Duncan Jones avoue lui-même que "Mute", considéré comme l'oeuvre de sa vie, aurait dû être son premier film. Au lieu de ça, le cinéaste a passé plus de seize années à réécrire son script pour enfin aboutir à sa concrétisation via Netflix après une période personnelle compliquée (la maladie de sa femme et la mort de son mythe de père). Découvrir "Mute" aujourd'hui revient effectivement à appréhender la première oeuvre d'un auteur littéraire qui, persuadé de détenir une idée de génie, l'aurait retravaillée pendant bien trop longtemps sans réaliser une seule seconde qu'il l'avait en réalité complètement vidée de sa substance au milieu de centaines de pages remplis de mots artificiels.
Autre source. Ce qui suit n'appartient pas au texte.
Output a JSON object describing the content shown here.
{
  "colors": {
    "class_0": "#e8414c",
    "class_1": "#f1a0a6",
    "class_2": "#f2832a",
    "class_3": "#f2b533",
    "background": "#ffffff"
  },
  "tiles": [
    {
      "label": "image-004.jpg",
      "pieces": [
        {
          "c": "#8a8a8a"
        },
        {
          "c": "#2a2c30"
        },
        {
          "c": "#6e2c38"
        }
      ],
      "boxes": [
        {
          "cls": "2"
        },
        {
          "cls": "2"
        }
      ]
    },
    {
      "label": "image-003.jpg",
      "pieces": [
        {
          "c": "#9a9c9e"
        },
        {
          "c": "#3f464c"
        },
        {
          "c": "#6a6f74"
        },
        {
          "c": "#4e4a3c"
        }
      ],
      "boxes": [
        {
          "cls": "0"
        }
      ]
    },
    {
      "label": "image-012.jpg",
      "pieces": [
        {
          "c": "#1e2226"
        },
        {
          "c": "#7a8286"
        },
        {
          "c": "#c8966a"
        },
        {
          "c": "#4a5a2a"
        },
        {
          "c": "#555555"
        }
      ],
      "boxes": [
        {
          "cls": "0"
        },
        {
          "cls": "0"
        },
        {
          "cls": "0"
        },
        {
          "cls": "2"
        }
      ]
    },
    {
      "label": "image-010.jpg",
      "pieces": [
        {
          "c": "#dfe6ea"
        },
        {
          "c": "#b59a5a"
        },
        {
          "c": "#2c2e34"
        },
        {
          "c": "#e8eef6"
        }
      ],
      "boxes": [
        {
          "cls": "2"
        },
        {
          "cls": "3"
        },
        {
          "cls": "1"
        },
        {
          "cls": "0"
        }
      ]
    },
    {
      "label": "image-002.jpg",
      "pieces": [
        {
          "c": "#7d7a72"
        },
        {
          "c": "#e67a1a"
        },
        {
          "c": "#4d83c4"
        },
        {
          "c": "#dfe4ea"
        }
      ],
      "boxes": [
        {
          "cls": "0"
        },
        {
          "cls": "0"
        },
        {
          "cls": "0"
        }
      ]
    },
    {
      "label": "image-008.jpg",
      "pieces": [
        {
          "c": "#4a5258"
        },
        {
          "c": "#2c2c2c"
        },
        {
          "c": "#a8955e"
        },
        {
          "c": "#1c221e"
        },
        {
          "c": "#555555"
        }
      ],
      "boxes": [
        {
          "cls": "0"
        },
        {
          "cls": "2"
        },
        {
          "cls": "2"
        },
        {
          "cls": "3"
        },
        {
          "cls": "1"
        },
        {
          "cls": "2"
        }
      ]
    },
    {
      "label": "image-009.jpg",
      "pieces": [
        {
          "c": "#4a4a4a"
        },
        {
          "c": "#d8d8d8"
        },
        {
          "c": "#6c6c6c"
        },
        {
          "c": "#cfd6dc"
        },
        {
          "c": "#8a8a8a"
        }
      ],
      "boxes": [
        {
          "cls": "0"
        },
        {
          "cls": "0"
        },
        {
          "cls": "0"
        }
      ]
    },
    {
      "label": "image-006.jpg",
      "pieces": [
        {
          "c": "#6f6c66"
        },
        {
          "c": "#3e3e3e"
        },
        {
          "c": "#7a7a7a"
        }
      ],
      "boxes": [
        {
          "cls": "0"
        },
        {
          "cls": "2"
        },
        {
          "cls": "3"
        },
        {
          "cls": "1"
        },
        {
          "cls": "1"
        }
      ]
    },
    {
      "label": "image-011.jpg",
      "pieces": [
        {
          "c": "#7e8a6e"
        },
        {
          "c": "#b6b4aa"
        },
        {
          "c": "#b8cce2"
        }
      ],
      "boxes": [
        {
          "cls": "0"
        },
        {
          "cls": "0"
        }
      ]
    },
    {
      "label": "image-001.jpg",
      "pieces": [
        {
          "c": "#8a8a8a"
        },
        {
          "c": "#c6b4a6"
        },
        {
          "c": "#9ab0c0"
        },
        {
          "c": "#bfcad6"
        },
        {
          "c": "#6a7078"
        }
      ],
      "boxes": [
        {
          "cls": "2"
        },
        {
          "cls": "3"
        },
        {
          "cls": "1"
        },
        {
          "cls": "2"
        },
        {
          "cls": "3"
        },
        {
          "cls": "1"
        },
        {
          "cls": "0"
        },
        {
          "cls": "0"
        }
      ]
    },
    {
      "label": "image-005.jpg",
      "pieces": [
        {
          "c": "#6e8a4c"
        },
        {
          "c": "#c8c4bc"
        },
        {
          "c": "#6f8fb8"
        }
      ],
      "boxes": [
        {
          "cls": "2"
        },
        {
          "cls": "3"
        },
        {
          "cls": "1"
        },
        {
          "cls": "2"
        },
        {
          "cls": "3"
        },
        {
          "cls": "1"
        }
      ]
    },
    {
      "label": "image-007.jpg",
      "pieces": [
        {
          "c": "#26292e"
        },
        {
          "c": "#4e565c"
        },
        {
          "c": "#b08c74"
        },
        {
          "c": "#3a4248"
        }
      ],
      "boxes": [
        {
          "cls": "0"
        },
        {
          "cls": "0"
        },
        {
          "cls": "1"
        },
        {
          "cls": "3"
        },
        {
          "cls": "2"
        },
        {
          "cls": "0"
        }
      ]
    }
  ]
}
Bienvenue donc pour une énième variation du futur "bladerunnerienne" polissée à l'extrême et où une étrange alliance entre David Bowie et Magnum dicterait la mode à suivre dans le Berlin des années 2050 !
Devenu muet suite à un incident nautique tellement typique de sa communauté amish, Leo (Alexander Skarsgård) égare sa petite amie à la pilosité maritime forcément synonyme de lourds secrets dans une ambiance de film noir bien trop propre pour être crédible une seule seconde. Comme son enquête en mode pilote automatique se résume à une série de rencontres aléatoires lui révélant toujours une nouvelle destination vers laquelle se diriger au terme de chaque scène (celle avec Dominic Monaghan en est le plus parfait prototype), le film se veut plus consistant en développant une intrigue parallèle (et évidemment amenée à être d'égale importance) sur un père protecteur/chirurgien clandestin de la mafia et son partenaire amoureux au comportement plus que suspect. Le tandem Paul Rudd/Justin Theroux (par ailleurs, très bon, heureusement...) aura beau nous rejouer la partition de celui formé par Clooney/Tarantino dans "Une Nuit en Enfer" en mettant en exergue la déviance du second (la pédophilie) comme menace permanente pour transcender la platitude de l'ensemble, rien ne parvient à camoufler le fait que, débarrassée de toutes ses fioritures SF, la conjugaison des deux intrigues au coeur de "Mute" ne forme simplement que l'ossature d'un récit de thriller domestique on ne peut plus banal et étiré sur une durée interminable de plus de deux heures. Évidemment, on sent souvent que le propos est en écho de quelques thématiques personnelles de son auteur (le père surprotecteur, prêt à tout pour éviter à son enfant les horreurs d'un milieu qui ne cesse pourtant de le contaminer, il y a de quoi de faire une belle thérapie, pas obligatoirement un film...) mais elles restent à un stade rudimentaire, noyées dans le montage hasardeux entre les points de vue parallèles les privant, de fait, de toutes tentatives de véritables développements plus poussés.
Certains jolis plans, l'innocence plutôt touchante des premiers instants autour du personnage principal entouré par une technologie omniprésente qu'il se refuse à utiliser et un clin d'oeil très amusant à "Moon" nous rappeleront pourquoi on a tant adoré le Duncan Jones d'une certaine époque mais, au final, la tristesse et la déception ressenties devant le film d'un cinéaste qui n'a visiblement plus grand chose à dire l'emportent sur tout le reste. Et c'est sans doute aussi pour ça que le titre "Mute" correspond aussi bien à son quatrième long-métrage.